When words emerge from inside my head onto screen or paper, they cross a boundary from inner self to outer world to make themselves visible. This blog uses mainly the unbounded form of free writing (see Blog 4) to explore some personal impressions of my own sense of boundaries.

Free-writing by its very nature is without the boundaries of formal writing and considered editing of prose or poems. When I free-write, I value a feeling of freedom within myself. Rather appropriate and paradoxical that this style of writing helped me know my boundaries better.

The OED defines boundaries in terms of ‘limits’ and ‘dividing lines’. A series of short limited journal extracts follow separated with explanatory headings.

Fixed Boundaries

Real walls don’t move – they are built of materials such as mud, stones or bricks, cement too. For thousands of years, they have provided dwellings for humans, for animals and given shelter from heat or cold.

When I look for boundaries I see them everywhere: walls, fences, railings, roof-tops, high rise flats, hedges and lines of trees. All around us in cities, towns and the country-side.

Personal Boundaries

My own boundary is rooted in the sense of myself as a person. My exploratory writing, however, has challenged an assumption that boundaries are definite and static. I discovered, only through writing, that my own boundaries are flexible and often on the move.

Here’s a question I set myself – the answer doesn’t deal with boundaries of time and space, but is more to do with the quality of self and relationship:

Why are boundaries important?

They make me aware of my individuality, more so now having lived alone for six years and being older. I feel defined with a sense of separateness. It has not always been so.

When I am with others I look for edges where I may meet and engage, usually in conversation and empathy. The image of iron filings comes to mind – thinking of the attraction and distances – within the field of energy between me and another person.

I value my personal space and the chameleon like quality my boundaries have depending on how I feel, my needs and responses in the moment and whose company I’m sharing.
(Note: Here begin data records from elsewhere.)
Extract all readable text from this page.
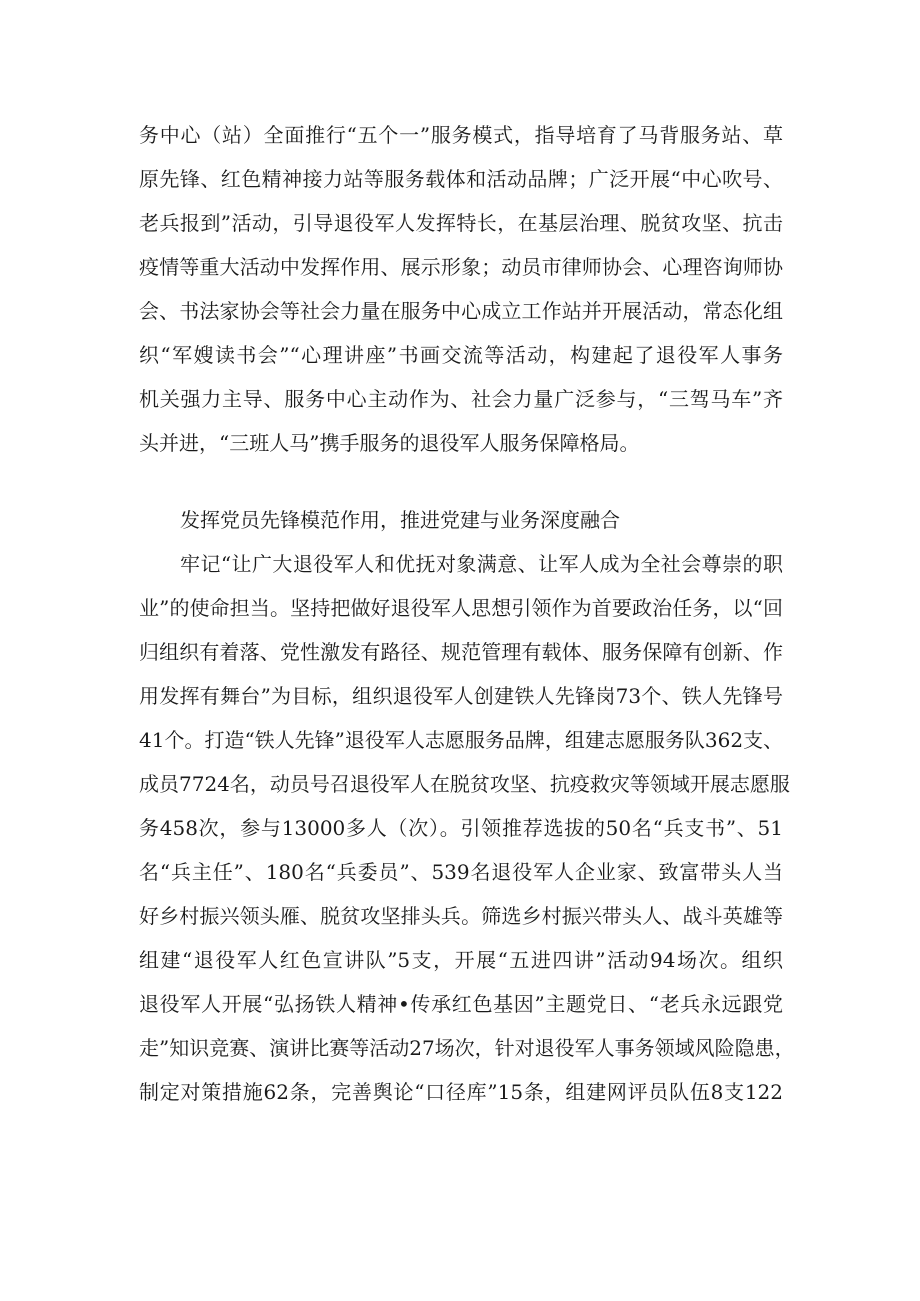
务中心（站）全面推行“五个一”服务模式，指导培育了马背服务站、草
原先锋、红色精神接力站等服务载体和活动品牌；广泛开展“中心吹号、
老兵报到”活动，引导退役军人发挥特长，在基层治理、脱贫攻坚、抗击
疫情等重大活动中发挥作用、展示形象；动员市律师协会、心理咨询师协
会、书法家协会等社会力量在服务中心成立工作站并开展活动，常态化组
织“军嫂读书会”“心理讲座”书画交流等活动，构建起了退役军人事务
机关强力主导、服务中心主动作为、社会力量广泛参与，“三驾马车”齐
头并进，“三班人马”携手服务的退役军人服务保障格局。
发挥党员先锋模范作用，推进党建与业务深度融合
牢记“让广大退役军人和优抚对象满意、让军人成为全社会尊崇的职
业”的使命担当。坚持把做好退役军人思想引领作为首要政治任务，以“回
归组织有着落、党性激发有路径、规范管理有载体、服务保障有创新、作
用发挥有舞台”为目标，组织退役军人创建铁人先锋岗73个、铁人先锋号
41个。打造“铁人先锋”退役军人志愿服务品牌，组建志愿服务队362支、
成员7724名，动员号召退役军人在脱贫攻坚、抗疫救灾等领域开展志愿服
务458次，参与13000多人（次）。引领推荐选拔的50名“兵支书”、51
名“兵主任”、180名“兵委员”、539名退役军人企业家、致富带头人当
好乡村振兴领头雁、脱贫攻坚排头兵。筛选乡村振兴带头人、战斗英雄等
组建“退役军人红色宣讲队”5支，开展“五进四讲”活动94场次。组织
退役军人开展“弘扬铁人精神•传承红色基因”主题党日、“老兵永远跟党
走”知识竞赛、演讲比赛等活动27场次，针对退役军人事务领域风险隐患，
制定对策措施62条，完善舆论“口径库”15条，组建网评员队伍8支122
All of these are invisible indicators to me of the varying qualities of relationship.

Fixed & Permeable Boundaries

This is what I wrote in 2012:

Everything under the sun is on the move; the earth orbits on itself and around this massive ball of exploding gases held in shape through the force of gravity. The air in the atmosphere moves through our bodies as millions of cells inside us are constantly replacing themselves. Yet defining boundaries and the limit of things is what we humans do to the land, to our dwellings, to each other and to ourselves.

Gems in the Scribbles

Rambling free-writes from three or four years ago often gave me insights – like this gem:

It is the boundary between comfort and discomfort in my inner emotional life that I cross when I write in my own creative therapeutic way.

The Comfort & Discomfort Zones

Diary writing is triggered when I’m at my least comfortable – probably ambivalent, angry or upset – or possibly a combination of all three. When I start to feel uncomfortable, I may not be able to express myself in the moment. Sometimes it’s a slow dawning. Or the timing isn’t right. If my writing doesn’t resolve the issue or doesn’t make me feel better, I’ll give myself the boundary of a time limit and return another day.

Often this sort of writing may need a couple of stabs before comfort is reached again. The idea of discomfort stabbing the self may be apt as writing pierces through confusion to find clarity.

Here’s how I dealt with an uncomfortable feeling after seeing a friend:

As I wrote I put brackets around the friend’s name to match my cross feelings. That separated her out from me. I might have chosen to send a letter or e-mail. I chose neither. Although I said I’d be speaking or writing soon, I neither wrote nor telephoned. I later wrote an unsent letter (written in my diary but not sent). In staying silent, I locked her out, showed my passive disapproval – if only to myself.

Writing Life & Emotional Boundaries

Buried in one of my previous long free-writes (2011) was another gem of a sentence, which stopped me in my tracks:

In my personal writing I have no boundaries, which is why I need to do it.

I needed to know exactly what I meant and posed myself two questions:

What does having no boundaries in my personal writing give me?
Why do I need to write?

Here’s the answer:

It answers the creative source inside me. Creativity bubbles up whether from within or without when I am feeling open in mind and feelings. I am truly creative when I am receptive to what wants to come into and through my writing without form. Form in terms of style or working on a piece until it is satisfying crosses into another part of me (wearing the editor’s hat) and I love that too. I love all aspects of writing. But in order to do it, I must be boundary-less within myself. That’s what I experience.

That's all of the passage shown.